Saul Goodman, is that you?
Apparently, you don't have to be a fictional lawyer on the AMC series Breaking Bad in order to launder drug money for the Mexican cartels.
Homeland Security has arrested Marco Antonio Delgado, a 46-year-old lawyer from El Paso, TX, for allegedly laundering more than $600 million for the Milenio drug cartel or Cártel de los Valencia in an 18-month period between July 2007 and December 2008 as reported by Lorena Figueroa for the El Paso Times. Delgado's defense attorney, José Montes Jr.,"confirmed that his client worked at Delgado & Associates, P.C.":
According to its website, the law firm has offices in Texas; Calgary, Canada; Distrito Federal, México; Sao Paulo, Brazil; and Providenciales in the Turks and Caicos islands.

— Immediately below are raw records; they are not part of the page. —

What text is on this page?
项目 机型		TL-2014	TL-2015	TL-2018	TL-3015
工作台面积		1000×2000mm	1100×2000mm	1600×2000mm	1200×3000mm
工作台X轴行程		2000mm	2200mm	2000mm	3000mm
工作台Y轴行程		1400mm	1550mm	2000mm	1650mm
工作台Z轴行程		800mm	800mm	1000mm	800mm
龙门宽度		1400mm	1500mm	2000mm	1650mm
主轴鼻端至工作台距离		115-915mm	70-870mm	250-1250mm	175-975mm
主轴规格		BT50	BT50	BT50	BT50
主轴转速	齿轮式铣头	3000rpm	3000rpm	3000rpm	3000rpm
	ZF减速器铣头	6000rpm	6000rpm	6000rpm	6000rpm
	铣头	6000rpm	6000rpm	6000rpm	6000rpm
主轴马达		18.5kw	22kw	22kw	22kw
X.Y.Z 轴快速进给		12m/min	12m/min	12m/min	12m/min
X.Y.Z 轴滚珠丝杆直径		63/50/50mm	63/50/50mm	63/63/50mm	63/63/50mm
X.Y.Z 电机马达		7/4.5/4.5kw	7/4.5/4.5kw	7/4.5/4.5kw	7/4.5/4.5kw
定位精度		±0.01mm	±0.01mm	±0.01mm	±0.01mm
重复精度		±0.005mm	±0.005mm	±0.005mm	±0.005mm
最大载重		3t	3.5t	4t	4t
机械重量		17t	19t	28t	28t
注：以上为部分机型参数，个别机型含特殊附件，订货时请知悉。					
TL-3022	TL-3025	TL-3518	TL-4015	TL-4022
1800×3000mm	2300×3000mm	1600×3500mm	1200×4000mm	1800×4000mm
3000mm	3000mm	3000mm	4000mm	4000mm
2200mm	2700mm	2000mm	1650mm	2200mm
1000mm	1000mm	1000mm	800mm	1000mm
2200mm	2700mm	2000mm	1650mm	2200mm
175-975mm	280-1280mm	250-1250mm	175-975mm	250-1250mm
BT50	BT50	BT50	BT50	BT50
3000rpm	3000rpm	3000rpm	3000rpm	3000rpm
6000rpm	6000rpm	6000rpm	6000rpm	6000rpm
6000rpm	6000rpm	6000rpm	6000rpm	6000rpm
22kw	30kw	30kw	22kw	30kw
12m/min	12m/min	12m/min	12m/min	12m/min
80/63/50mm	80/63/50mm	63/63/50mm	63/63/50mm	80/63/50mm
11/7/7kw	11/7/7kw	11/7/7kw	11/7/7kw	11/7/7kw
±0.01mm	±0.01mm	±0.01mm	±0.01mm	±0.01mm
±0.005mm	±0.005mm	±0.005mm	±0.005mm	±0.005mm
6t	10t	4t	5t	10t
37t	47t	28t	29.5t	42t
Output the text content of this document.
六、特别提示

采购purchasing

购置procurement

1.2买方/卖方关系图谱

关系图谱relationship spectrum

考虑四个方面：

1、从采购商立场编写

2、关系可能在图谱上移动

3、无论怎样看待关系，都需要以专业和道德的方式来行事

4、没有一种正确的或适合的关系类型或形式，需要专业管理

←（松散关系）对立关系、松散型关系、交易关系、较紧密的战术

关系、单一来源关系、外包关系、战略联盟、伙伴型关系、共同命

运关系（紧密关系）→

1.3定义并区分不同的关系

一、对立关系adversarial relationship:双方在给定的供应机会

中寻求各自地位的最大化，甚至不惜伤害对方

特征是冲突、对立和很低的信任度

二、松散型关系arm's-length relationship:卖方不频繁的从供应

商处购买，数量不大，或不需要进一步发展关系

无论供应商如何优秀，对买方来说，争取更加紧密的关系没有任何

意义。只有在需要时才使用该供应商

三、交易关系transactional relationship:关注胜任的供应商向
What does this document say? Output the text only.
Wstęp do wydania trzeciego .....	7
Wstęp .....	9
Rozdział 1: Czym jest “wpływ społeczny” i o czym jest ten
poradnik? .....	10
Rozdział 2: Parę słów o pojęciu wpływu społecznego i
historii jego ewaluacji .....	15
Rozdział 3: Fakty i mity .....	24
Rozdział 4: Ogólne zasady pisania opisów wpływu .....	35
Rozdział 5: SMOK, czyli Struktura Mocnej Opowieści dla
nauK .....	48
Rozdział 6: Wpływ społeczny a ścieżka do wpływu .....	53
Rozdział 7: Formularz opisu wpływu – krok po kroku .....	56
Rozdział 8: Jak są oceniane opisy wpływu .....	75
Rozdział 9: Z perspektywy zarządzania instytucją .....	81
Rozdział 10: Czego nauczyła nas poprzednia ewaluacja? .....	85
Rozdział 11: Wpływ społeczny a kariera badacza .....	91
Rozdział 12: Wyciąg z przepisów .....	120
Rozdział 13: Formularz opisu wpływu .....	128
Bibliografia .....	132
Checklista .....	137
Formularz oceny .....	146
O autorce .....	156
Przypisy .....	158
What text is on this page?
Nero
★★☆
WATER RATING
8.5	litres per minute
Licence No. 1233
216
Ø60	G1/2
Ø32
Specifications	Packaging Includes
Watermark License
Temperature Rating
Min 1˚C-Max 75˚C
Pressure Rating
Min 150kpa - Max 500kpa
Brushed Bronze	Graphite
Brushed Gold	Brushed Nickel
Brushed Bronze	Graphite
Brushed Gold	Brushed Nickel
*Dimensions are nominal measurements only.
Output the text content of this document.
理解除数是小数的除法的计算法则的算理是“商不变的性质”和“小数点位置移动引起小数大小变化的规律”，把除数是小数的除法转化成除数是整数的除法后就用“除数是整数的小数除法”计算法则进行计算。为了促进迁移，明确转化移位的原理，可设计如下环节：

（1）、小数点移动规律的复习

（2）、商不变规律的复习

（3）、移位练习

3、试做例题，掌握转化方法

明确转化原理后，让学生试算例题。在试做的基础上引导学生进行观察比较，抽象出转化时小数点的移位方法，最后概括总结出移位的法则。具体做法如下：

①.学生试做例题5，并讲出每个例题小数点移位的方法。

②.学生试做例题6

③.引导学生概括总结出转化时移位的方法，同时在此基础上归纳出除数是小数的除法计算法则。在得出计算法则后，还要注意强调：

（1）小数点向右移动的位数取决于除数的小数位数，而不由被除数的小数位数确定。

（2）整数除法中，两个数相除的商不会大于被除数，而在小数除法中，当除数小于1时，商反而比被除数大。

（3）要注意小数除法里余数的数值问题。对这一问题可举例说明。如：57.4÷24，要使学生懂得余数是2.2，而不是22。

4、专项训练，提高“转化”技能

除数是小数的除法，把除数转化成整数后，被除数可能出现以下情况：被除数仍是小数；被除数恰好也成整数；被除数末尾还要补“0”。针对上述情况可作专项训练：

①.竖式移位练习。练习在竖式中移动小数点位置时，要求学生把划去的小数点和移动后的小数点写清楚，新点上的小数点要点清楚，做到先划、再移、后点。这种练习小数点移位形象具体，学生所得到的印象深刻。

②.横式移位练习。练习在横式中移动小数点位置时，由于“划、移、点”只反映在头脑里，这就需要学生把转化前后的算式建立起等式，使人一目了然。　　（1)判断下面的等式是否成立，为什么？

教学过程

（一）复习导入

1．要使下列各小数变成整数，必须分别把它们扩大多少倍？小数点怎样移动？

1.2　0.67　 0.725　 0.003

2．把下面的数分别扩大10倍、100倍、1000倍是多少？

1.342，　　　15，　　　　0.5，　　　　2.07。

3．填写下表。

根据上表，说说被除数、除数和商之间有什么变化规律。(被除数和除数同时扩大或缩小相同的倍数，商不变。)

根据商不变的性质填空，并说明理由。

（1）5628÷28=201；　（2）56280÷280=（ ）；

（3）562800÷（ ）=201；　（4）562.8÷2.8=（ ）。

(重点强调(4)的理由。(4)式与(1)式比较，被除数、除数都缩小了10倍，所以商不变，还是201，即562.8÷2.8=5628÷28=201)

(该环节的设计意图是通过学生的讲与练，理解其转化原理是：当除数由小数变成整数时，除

It describes itself as a "boutique law firm uniquely designed and committed to provide its clients with unparalleled legal services in the areas of energy regulation (power and gas), alternative energy, international business, international energy, and international transaction planning."
Delgado apparently was the founder of the law firm but "took a leave of absence at the beginning of 2012 to join Enrique Pena Nieto's successful campaign for president of Mexico and is assisting as a member of Nieto's transition team" as reported by Debrah Erdley for the Tribune-Review.
It's funny because organized crime cannot operate without crooked lawyers but it's a verboten topic in polite society and political circles.
Apparently, the lawyer also has a philanthropic side, and in 1990 he founded the Marco Delgado Fellowship for the Advancement of Hispanics in Public Policy and Management at H. John Heinz III College at Carnegie Mellon Univsersity where he once served as a trustee as reported by KTSM.
Delgado's supposed association with Mexico's President-elect Enrique Pena Nieto from the historically corrupt Institutional Revolutionary Party (PRI) may raise an eyebrow within the political class.
The PRI controlled Mexican politics for decades until the election six years ago of President Felipe Calderon from Partido Acción Nacional (PAN) who launched a military campaign against the drug cartels, and last July voters swept Pena Nieto and the PRI back into power in an election which some saw as a capitulation to the narcos.
Last August Spanish police busted four suspected Sinaloa traffickers including Rafael Humberto Celaya Valenzuela who apparently maintained a Facebook page in his name which "appears to show a photograph of him alongside Mexico's President-elect Enrique Pena Nieto."
11/09/12 Update: A spokesman for Nieto insists that Delgado has no association with the President-elect as reported by Juan Carlos Llorca for The Huffington Post: "Clearly this person is not part of the team. We don't know him."